Es ist eine schwierige Frage, wie die politischen Institutionen der Demokratie so zu reformieren sind, dass verschiedene Interessengruppen in einer Weise in die Entscheidungsfindung einbezogen werden, die sowohl ihre Relevanz in der Gesellschaft widerspiegelt als auch eine Stimme für verwundbare Minderheiten sicherstellt. Wenn sich die Länder des Westens mit dieser Frage jedoch nicht sofort auseinandersetzen, werden die Systeme auch so eine Umgestaltung erfahren, allerdings nicht in einer Art und Weise, die den meisten Menschen zugute kommt.
In diesem Zusammenhang müssen sich westliche Demokratien gegen potenzielle illegitime Machtübernahmen wappnen. Wie wir in den letzten Jahren gesehen haben, wird die verfassungsmäßige Gewaltenteilung oft leichter geschwächt oder umgangen als bisher angenommen. Demokratische Wachsamkeit ist wichtiger denn je. Die Öffentlichkeit hat auch die Pflicht, dazu beizutragen, Demokratien vor den autoritären Ambitionen von Führern zu schützen, so wie es viele Organisationen der amerikanischen Zivilgesellschaft taten, als sie die Erstürmung des US-Kapitols am 6. Januar verurteilten.
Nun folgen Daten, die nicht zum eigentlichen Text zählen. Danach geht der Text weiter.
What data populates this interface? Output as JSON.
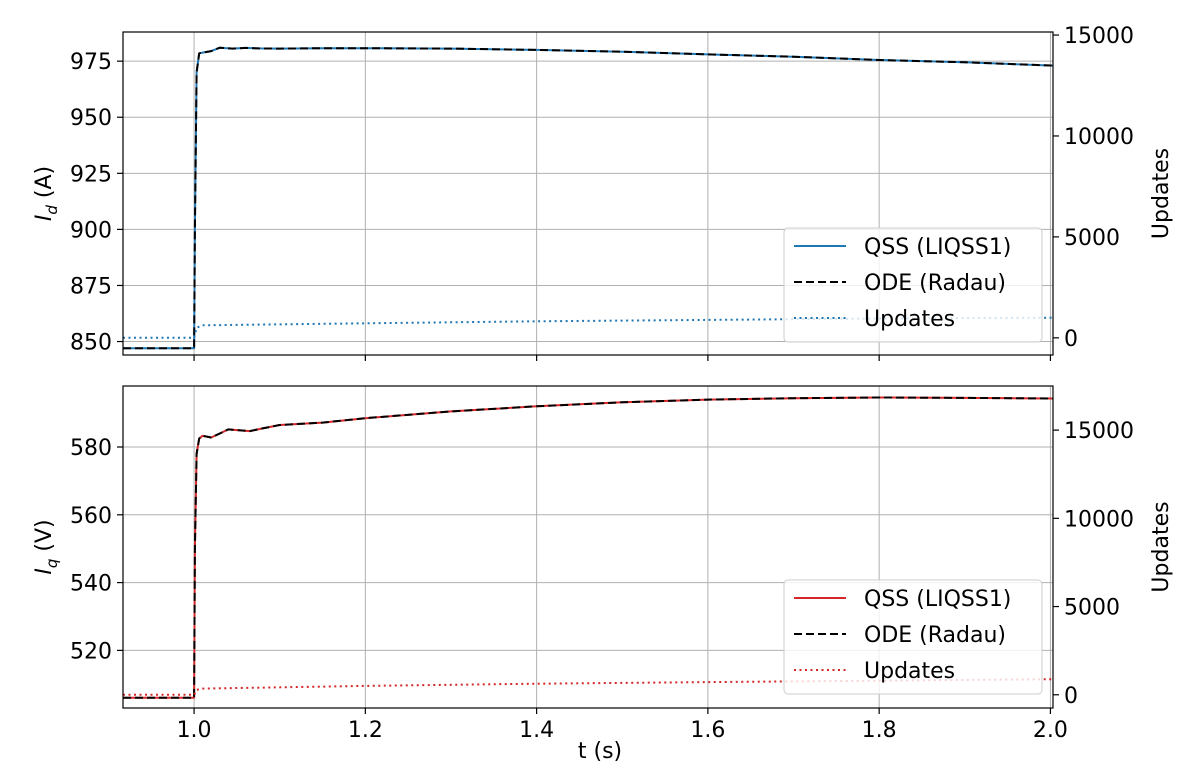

Öffentlich zu einem politischen Thema Stellung zu beziehen, bedeutet, die institutionellen Grundlagen der Demokratie zu verteidigen, und das schließt die Zurückweisung von Fehlinformationen und „Fake News“ jeglicher Art mit ein.
Noch schwieriger wird sich die Neufestsetzung der Grenzen dessen, was eine Demokratie und jede Person in der Demokratie erlauben oder nicht erlauben sollte, in einem Zeitalter, in dem nur ein paar wenige Unternehmen und Plattformen aufgrund ihrer Möglichkeit, riesige Mengen an Verhaltensdaten zu erfassen und zu analysieren, enorme Macht ausüben. Doch nur mit einem derart grundlegenden Ansatz werden sich jene Bedrohungen für die Demokratie abschwächen lassen, wie sie die USA in den letzten Jahren erlebt haben.